Siamo al termine di un biennio di crisi che se da un lato ha prodotto un’enorme contrazione della spesa, dall’altra merita di essere osservato per il suo impatto sociologico sull’universo dei consumi. «Questi due anni hanno prodotto un’accelerazione nel cambiamento del paniere dei beni destinati al consumo. Alcuni prodotti hanno smesso di farne parte e altri ci stanno entrando per rimanervi a lungo. Ciò di cui si parlava prima della pandemia sembra davvero appartenere all’epoca dei dinosauri,»– sottolinea Mauro Ferraresi – «oggi il paniere sta cambiando e i consumi si stanno riarticolando seguendo due direttrici, che sono digitalizzazione e sostenibilità. L’accelerazione di queste due mega-tendenze negli ultimi due anni è stata, a tutti i livelli della società, impressionante.»
Felicità collettiva
E se le previsioni su andamento dei consumi e fiducia dei consumatori sono utili a comprendere lo stato di salute del mercato nel suo insieme, un discorso a parte va fatto se ci si vuole addentrare negli strati che compongono l’economia reale del Paese.

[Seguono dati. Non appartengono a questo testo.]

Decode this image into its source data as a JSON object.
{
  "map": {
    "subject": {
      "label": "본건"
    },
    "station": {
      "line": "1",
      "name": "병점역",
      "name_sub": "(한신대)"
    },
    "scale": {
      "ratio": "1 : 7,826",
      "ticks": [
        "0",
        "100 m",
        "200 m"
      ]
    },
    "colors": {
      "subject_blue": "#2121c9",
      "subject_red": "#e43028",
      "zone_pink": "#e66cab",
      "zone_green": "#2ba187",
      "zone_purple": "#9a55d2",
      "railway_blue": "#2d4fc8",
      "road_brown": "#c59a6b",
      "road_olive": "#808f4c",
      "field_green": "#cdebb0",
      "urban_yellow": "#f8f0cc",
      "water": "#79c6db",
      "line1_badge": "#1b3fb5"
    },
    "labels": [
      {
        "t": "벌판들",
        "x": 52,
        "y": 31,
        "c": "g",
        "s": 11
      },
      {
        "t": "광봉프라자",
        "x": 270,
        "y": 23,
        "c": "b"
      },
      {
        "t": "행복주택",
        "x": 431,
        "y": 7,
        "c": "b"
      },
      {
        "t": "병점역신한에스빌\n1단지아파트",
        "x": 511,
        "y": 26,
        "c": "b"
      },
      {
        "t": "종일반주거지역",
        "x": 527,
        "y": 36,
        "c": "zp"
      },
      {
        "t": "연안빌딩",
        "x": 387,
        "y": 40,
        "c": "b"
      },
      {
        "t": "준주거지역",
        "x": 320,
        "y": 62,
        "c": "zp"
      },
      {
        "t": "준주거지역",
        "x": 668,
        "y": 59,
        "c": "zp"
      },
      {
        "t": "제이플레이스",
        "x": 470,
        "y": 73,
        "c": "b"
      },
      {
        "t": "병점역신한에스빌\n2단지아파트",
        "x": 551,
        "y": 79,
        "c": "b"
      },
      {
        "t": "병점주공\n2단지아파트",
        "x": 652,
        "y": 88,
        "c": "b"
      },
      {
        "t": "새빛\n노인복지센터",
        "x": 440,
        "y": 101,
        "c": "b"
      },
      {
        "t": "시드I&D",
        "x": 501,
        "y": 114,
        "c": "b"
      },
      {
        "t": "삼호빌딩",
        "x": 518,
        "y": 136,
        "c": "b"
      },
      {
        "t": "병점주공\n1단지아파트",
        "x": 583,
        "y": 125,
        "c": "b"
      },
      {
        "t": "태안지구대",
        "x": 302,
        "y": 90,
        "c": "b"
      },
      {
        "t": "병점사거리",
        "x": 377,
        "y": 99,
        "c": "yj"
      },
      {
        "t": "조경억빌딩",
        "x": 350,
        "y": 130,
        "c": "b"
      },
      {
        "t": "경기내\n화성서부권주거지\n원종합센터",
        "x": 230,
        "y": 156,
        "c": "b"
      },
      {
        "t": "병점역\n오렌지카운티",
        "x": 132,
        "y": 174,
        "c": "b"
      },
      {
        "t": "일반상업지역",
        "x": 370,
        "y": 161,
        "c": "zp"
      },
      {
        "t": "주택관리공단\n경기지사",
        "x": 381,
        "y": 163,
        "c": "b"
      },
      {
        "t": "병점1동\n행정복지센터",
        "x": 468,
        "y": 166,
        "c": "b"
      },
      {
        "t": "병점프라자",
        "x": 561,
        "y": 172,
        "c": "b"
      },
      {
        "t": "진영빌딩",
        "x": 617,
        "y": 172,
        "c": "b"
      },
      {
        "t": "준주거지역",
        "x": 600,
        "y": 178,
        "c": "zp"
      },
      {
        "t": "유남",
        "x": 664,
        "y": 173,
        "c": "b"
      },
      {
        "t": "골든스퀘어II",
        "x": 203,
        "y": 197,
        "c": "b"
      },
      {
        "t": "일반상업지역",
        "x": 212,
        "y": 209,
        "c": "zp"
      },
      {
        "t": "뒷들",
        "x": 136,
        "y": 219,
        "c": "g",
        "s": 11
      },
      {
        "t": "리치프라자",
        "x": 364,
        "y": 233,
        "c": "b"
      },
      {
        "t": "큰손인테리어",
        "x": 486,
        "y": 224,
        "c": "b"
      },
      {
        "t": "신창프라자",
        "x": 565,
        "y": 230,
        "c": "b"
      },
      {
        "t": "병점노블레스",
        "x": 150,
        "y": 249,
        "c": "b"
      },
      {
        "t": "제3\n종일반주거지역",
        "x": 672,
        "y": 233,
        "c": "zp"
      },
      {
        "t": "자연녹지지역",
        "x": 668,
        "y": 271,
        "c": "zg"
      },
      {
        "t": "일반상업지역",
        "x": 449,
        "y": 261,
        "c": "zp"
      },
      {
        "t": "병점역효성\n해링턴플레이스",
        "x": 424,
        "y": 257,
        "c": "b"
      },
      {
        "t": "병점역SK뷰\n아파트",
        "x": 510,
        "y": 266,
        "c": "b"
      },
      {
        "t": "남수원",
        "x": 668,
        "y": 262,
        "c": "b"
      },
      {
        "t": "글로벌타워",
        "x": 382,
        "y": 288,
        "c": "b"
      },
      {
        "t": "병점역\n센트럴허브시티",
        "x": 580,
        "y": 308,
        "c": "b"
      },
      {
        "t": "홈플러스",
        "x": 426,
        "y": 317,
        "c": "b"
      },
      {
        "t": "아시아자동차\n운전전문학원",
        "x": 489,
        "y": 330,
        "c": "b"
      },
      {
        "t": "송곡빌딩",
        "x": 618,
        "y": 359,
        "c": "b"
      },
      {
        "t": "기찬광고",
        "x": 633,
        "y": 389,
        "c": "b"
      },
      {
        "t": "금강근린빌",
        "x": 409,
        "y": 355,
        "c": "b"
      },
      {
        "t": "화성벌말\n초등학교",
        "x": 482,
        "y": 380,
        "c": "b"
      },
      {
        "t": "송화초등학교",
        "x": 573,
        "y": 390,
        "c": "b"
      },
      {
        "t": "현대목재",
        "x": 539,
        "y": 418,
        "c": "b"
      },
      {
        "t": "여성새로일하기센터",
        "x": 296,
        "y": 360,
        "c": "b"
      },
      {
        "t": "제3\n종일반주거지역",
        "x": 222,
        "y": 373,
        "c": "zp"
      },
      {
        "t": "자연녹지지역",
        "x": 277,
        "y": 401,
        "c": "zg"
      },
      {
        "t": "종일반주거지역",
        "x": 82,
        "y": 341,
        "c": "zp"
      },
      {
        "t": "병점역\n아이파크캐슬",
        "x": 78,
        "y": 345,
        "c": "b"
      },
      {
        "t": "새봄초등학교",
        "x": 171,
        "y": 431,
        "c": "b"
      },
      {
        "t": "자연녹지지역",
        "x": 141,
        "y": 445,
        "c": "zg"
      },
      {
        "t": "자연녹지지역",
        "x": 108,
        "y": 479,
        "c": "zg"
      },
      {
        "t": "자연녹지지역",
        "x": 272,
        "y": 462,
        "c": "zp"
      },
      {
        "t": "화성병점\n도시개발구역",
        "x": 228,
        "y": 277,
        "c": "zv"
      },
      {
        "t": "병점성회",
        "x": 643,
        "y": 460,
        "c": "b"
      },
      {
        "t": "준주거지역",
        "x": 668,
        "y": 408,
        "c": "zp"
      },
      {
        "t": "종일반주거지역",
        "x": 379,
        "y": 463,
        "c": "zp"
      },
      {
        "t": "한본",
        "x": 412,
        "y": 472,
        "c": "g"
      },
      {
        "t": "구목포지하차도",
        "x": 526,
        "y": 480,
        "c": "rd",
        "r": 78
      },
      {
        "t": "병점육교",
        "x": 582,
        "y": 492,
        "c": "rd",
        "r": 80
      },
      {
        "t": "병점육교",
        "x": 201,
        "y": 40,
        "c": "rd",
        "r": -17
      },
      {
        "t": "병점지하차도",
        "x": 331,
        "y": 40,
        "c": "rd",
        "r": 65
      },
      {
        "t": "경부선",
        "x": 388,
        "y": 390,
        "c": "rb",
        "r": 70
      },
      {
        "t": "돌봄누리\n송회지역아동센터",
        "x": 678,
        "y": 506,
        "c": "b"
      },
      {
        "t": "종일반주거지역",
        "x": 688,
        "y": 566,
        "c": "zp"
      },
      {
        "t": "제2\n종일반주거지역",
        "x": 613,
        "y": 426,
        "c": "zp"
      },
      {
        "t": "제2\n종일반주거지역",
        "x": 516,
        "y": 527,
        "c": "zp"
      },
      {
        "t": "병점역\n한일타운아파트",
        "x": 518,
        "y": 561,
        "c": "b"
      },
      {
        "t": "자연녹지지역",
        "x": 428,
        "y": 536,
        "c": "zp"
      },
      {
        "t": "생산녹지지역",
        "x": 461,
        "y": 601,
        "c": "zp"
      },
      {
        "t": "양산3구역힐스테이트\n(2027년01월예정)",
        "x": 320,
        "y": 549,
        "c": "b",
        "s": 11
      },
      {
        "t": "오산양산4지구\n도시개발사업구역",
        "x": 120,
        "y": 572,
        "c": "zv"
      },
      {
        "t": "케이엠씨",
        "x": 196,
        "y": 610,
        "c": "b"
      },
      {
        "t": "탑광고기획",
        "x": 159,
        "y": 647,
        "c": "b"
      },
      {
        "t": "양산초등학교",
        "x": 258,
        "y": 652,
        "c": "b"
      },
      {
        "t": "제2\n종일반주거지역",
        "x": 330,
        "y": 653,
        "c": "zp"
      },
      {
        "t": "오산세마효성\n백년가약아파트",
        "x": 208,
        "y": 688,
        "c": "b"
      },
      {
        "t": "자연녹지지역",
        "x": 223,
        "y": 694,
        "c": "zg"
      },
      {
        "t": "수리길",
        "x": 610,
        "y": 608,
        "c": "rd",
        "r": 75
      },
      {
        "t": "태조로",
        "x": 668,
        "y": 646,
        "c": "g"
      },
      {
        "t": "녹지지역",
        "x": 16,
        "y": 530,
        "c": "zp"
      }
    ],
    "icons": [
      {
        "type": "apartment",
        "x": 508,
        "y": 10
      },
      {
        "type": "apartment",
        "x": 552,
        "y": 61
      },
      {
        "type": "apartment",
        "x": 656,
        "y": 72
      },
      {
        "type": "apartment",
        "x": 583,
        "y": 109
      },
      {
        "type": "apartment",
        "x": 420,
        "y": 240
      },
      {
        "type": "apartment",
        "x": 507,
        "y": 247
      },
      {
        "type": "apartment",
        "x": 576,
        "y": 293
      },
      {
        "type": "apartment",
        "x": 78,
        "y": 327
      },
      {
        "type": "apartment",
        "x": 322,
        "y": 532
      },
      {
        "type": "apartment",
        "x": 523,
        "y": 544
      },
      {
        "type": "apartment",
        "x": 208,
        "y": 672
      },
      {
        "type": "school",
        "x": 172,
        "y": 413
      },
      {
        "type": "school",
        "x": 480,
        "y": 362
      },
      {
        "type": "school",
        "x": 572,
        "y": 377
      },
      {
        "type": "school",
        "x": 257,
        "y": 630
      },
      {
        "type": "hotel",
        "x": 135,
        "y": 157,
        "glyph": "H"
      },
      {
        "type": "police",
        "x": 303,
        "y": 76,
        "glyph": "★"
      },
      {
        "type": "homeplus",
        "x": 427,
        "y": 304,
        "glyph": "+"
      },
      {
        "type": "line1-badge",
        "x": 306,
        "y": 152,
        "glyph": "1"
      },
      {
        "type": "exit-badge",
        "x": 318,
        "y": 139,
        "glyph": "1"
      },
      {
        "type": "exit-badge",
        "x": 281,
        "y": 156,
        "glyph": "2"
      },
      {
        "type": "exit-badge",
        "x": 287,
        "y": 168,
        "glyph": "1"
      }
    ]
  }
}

Secondo i dati forniti dal rapporto del Censis, tra il 1990 e oggi l’Italia è l’unico Paese Ocse in cui i salari medi dei lavoratori sono diminuiti. Il tasso medio annuo di crescita reale dei consumi si è progressivamente ridotto, di decennio in decennio, passando dal +3,9% degli anni ’70 al -1,2% del secondo decennio del 2000. Il report parla di un boom della povertà nel 2020, con 2 milioni di famiglie italiane che vivono in povertà assoluta, segnando un clamoroso aumento del 104,8% rispetto al 2010. «Sì, la crisi ha aumentato in modo brutale la forbice tra chi ha e chi non ha» conferma Ferraresi.
«Esiste una felicità collettiva deducibile dall’andamento dei consumi, certo, ma non può essere interpretata come somma di felicità individuali. Lo schiacciasassi del capitale non ammette altro modo per cercare la felicità che attraverso i processi di consumo, che resteranno centrali anche nella società post-pandemica. La felicità così intesa è passeggera, per certi versi falsa e patologica, ed è assolutamente funzionale al capitale. Ma i valori che soggiacciono a un’idea di felicità collettiva sono differenti: sentirsi parte di un popolo, sentirsi ascoltati, avere un senso di “magnifiche sorti e progressive”, avrebbe detto Leopardi. Forse con l’eccezione della Cina e di pochi altri Stati che si sono affacciati da poco al banchetto del capitale, il mondo – e soprattutto l’occidente – ha smarrito questo senso. Per la prima volta i figli non pensano di avere un futuro migliore dei loro padri. La felicità collettiva come mito a cui tendere, a mio avviso, non è destinata a scomparire, ma ad oggi è sicuramente difficile da rintracciare.»